Does anyone else want to smack their kids upside their heads when you hear them say "Well you're not my friend anymore!" to their contemporaries? Right . . . me neither . . .
I've been thinking about those few little words a lot lately. As grown ups - we can't say that anymore and still call ourselves grown ups. But we think it and feel it. So the friendship issue can apply to all of us - not just the kids.
The first thing I think of when I think of the word friendship is usually one of two sayings - both from rather wise people. The first is from my mom. "If you want to have a friend, be a friend." I'm sure she didn't make it up but she's the one who first said it to me when I was about middle school age and I'd cry and cry for want of a "best friend." And she's said it many times after that as well. It's what I think of every time it comes to mind that I like someone and really want to be friends with them. I can't just sit on my butt and wait for them to come be my bosom buddy.

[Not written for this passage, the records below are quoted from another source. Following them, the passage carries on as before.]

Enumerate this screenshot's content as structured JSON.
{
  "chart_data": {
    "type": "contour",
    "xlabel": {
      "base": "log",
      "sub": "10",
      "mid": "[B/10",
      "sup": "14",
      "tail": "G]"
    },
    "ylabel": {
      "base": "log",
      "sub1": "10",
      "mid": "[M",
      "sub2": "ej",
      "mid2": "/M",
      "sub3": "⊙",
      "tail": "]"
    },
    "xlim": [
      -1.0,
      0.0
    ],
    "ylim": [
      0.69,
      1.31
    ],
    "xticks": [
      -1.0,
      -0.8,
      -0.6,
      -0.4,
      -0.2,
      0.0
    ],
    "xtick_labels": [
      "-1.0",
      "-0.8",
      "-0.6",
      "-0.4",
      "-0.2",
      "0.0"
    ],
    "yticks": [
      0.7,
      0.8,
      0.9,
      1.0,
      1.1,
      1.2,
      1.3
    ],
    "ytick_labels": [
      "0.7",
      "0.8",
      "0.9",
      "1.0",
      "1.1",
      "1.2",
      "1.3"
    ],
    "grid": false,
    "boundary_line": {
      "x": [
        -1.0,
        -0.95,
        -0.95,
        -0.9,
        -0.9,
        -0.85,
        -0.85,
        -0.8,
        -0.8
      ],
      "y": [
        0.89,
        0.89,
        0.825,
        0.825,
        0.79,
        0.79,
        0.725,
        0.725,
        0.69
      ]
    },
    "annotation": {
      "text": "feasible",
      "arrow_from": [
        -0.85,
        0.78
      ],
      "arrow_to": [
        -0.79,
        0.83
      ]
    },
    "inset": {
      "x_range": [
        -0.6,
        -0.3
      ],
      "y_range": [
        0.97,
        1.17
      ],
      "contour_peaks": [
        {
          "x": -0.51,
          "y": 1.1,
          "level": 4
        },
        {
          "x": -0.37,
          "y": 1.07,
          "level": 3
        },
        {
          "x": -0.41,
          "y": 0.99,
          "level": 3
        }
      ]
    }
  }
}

I actually need to be a friend to get one. Guess what - it works. The other thing I think of is by Solomon: "A friend loves at all times." Proverbs 17:17. It was one of my very first memory verses as a child and has provoked lots of thought about it's deeper complex meaning through the years. Not really - it's pretty straight forward.

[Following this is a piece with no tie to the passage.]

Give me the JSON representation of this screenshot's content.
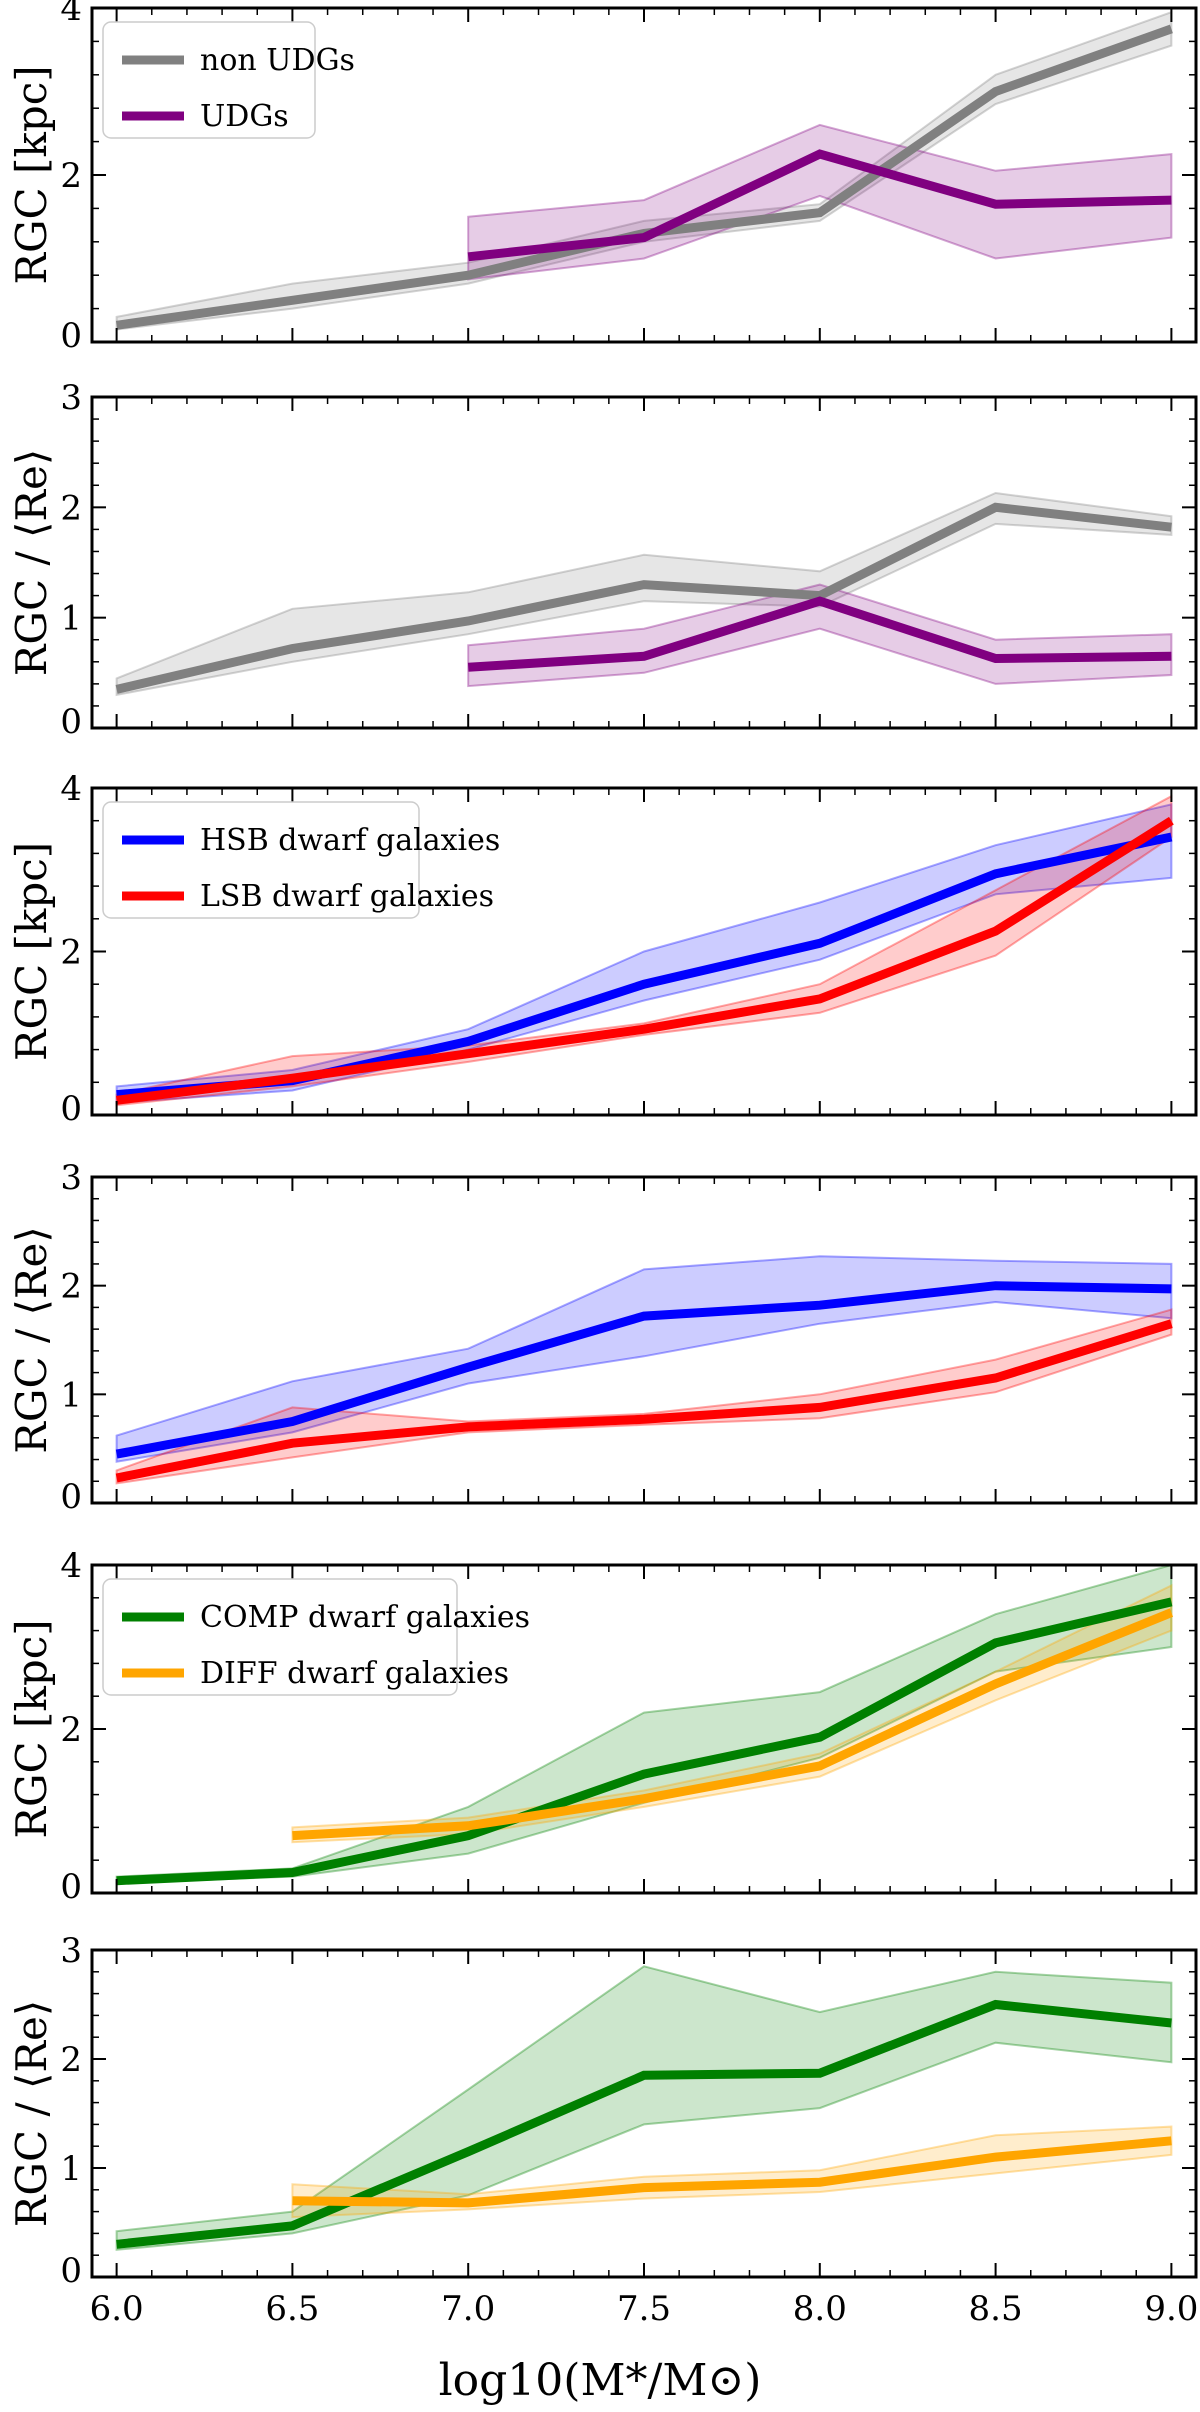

What's striking is that in both pieces of advice it's about what I need to do - not about what someone else needs to do to earn my friendship. It doesn't say: here's how to make someone like you and love you all the time, rather it says what I need to do to be a friend. I have no control over someone's response to me being a friend and loving them at all times - I just need to worry about myself - as I'm always telling Corrie.

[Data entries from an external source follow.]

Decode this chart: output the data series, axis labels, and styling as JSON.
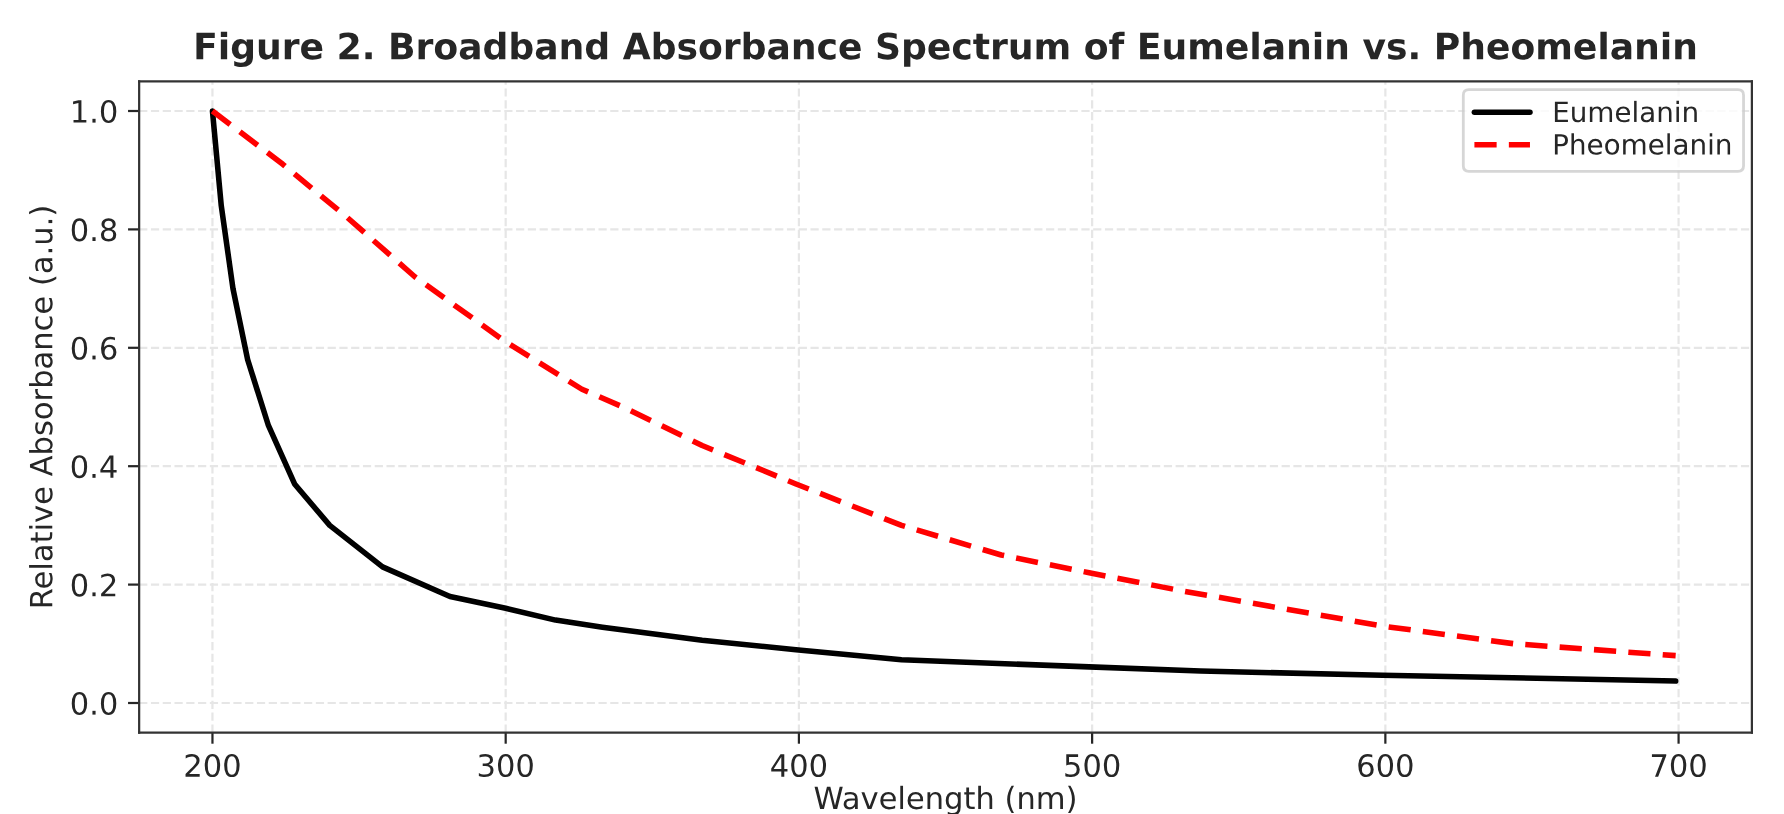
{
  "chart_data": {
    "type": "line",
    "title": "Figure 2. Broadband Absorbance Spectrum of Eumelanin vs. Pheomelanin",
    "xlabel": "Wavelength (nm)",
    "ylabel": "Relative Absorbance (a.u.)",
    "xlim": [
      175,
      725
    ],
    "xticks": [
      200,
      300,
      400,
      500,
      600,
      700
    ],
    "ylim": [
      -0.05,
      1.05
    ],
    "yticks": [
      {
        "value": 0,
        "label": "0.0"
      },
      {
        "value": 0.2,
        "label": "0.2"
      },
      {
        "value": 0.4,
        "label": "0.4"
      },
      {
        "value": 0.6,
        "label": "0.6"
      },
      {
        "value": 0.8,
        "label": "0.8"
      },
      {
        "value": 1,
        "label": "1.0"
      }
    ],
    "grid": true,
    "legend": "top right",
    "marker": "none",
    "series": [
      {
        "name": "Eumelanin",
        "color": "#000000",
        "line_style": "solid",
        "x": [
          200,
          203,
          207,
          212,
          219,
          228,
          240,
          258,
          281,
          300,
          317,
          333,
          367,
          399,
          435,
          499,
          537,
          599,
          699
        ],
        "values": [
          1.0,
          0.84,
          0.7,
          0.58,
          0.47,
          0.37,
          0.3,
          0.23,
          0.18,
          0.16,
          0.14,
          0.128,
          0.106,
          0.09,
          0.073,
          0.061,
          0.054,
          0.047,
          0.037
        ]
      },
      {
        "name": "Pheomelanin",
        "color": "#ff0000",
        "line_style": "dashed",
        "x": [
          200,
          224,
          246,
          269,
          300,
          326,
          340,
          367,
          399,
          435,
          469,
          499,
          530,
          599,
          644,
          699
        ],
        "values": [
          1.0,
          0.91,
          0.82,
          0.72,
          0.61,
          0.53,
          0.5,
          0.435,
          0.37,
          0.3,
          0.25,
          0.22,
          0.19,
          0.13,
          0.1,
          0.08
        ]
      }
    ]
  }
}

So I had a smallish discussion with Corrie about this the other day - after I heard her yell the "You're not my friend anymore!"business at a "friend." I let her know that, first of all, it doesn't matter if they were BEING her friend or not - she can only control if she's being a friend or not. And, second of all, I let her know that she wasn't being a friend to start with if she felt the need to say that. If you can turn on and off your affections then you're not loving at all times and you don't get to label yourself as a "friend." After that she asked if she could have Ramen Noodles and I asked her if she heard what I was saying and then she said yes and then I sent her to bed . . . anyway.
Here's the Jesus part. He loves at all times. He doesn't turn his affections for us on and off based on if we're being jerks. We're supposed to be like him. Abraham was a friend of God. Perhaps it's a bit simpler than we thought it was. Perhaps Abraham loved God at all times and that's what made him a friend. God is with us through fair or foul weather - why shouldn't we do the same? We can only control ourselves.